One compelling explanation for the regional differences in
FST is based on the idea that the tropics can have
highly asynchronous rainfall patterns over small spatial scales (Martin
et al., 2009). Given that most plants time their flowering to seasons
(Crimmins, Crimmins, & Bertelsen, 2011; Gaudinier & Blackman, 2019),
and that seasons are largely determined by rainfall in the tropics,
small-scale differences in rainfall potentially disrupt gene flow and
cause high population differentiation over short distances compared to
the temperate zones. This is the aforementioned ASH, and our analyses
support the prediction of higher population differentiation in the
tropics. We note that the tropics and subtropics did not differ in
FST, and that these regions have comparable climatic
patterns (Sitnikov, 2009), thus the ASH may extend to subtropical
regions.
Higher FST in the tropics/subtropics than in the
temperate zones can also be due to the different history of plant
lineages in each region. The ‘time/area hypothesis’ (Fine & Ree, 2006)
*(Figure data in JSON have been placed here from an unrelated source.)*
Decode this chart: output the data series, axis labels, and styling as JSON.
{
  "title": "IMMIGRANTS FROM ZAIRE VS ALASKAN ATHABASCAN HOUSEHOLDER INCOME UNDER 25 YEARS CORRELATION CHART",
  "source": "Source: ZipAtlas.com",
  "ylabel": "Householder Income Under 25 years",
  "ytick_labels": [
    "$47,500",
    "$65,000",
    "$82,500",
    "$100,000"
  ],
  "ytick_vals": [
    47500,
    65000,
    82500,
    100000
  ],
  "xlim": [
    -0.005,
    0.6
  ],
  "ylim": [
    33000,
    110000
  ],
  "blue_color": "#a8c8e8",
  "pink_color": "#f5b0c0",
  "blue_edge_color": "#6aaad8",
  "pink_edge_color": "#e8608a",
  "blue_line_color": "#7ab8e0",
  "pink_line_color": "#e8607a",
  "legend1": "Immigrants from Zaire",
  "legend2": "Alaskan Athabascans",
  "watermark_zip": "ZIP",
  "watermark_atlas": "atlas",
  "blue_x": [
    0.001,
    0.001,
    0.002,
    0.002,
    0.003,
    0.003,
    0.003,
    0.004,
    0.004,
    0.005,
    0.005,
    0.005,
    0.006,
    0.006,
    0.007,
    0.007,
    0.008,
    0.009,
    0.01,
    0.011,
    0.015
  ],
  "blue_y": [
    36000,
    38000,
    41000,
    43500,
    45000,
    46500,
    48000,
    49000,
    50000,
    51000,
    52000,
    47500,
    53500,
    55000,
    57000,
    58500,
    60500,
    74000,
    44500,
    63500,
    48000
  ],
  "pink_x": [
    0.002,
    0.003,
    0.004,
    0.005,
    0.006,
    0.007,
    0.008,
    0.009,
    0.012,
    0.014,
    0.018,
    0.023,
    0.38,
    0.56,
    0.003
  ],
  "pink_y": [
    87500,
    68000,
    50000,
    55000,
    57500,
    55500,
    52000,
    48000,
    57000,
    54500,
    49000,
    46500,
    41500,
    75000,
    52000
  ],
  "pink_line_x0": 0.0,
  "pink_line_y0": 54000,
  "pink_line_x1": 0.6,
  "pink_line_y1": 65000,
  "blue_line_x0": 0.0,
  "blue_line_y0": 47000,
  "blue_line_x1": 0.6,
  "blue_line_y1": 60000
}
and the ‘niche conservatism hypothesis’ (Kerkhoff et al., 2014) allude
to the idea that tropical clades are older and tend to live in the same
environments throughout their evolutionary history, while temperate
clades diversified more recently after switching to novel environments
once cooling began in the Oligocene. Thus, most temperate species likely
expanded their populations fairly recently post-glaciation (34 Mya),
resulting in lower population differentiation due to recent gene flow
maintaining cohesion. In contrast, tropical species may have been in the
same place longer and their populations have had more time to isolate
due to dispersal limitations and build up genetic differentiation (Kisel
& Barraclough, 2010; Smith et al., 2014). Tropics and subtropics share
strong floristic affinities (Sarmiento, 1972), which corresponds to the
similar FST between them.
Finally, gene flow is likely more restricted in the tropics due to its
heterogeneous orogeny and rich fluvial systems. Such geographic
differences have also been hypothesized to contribute to the latitudinal
diversity gradient (e.g., Smith et al., 2014; Wallace, 1854). This
argument becomes particularly compelling in combination with the fact
that temperature does not vary as extremely through the year in the
tropics. Given this, different subpopulations would be expected to
evolve narrower physiological niches that adapt them to particular
altitudinal zones, and a similarly sized mountain would impose a greater
barrier to dispersal, and thus to gene flow among subpopulations, in
tropical than in temperate regions (Ghalambor, 2006; Janzen, 1967).
Thus, overall, our results are in line with hypotheses that suggest
greater species diversity in the tropics is due to higher speciation
rates rather than lower extinction rates. While the specific mechanisms
differ, including those mentioned above and others (see Mittelbach et
al., 2007), these hypotheses all posit greater population-level
differentiation that then scales up to faster speciation rates in a
model of allopatric or parapatric speciation. Direct tests on the
influence of population differentiation on speciation rates are
necessary in order to establish that population differentiation is a
rate-limiting step of the speciation process (Harvey et al., 2019). Such
tests are scarce and have only focused on vertebrates, finding a
positive association in New World birds (Harvey et al., 2017), and no
association in Australian lizards (Singhal et al., 2018). We encourage
similar tests in seed plants at a global scale. Nevertheless, ours is
the first study that we are aware of to clearly document such a pattern
of greater population differentiation in the tropics for seed plants
(see Martin & McKay, 2004 for a study in vertebrates).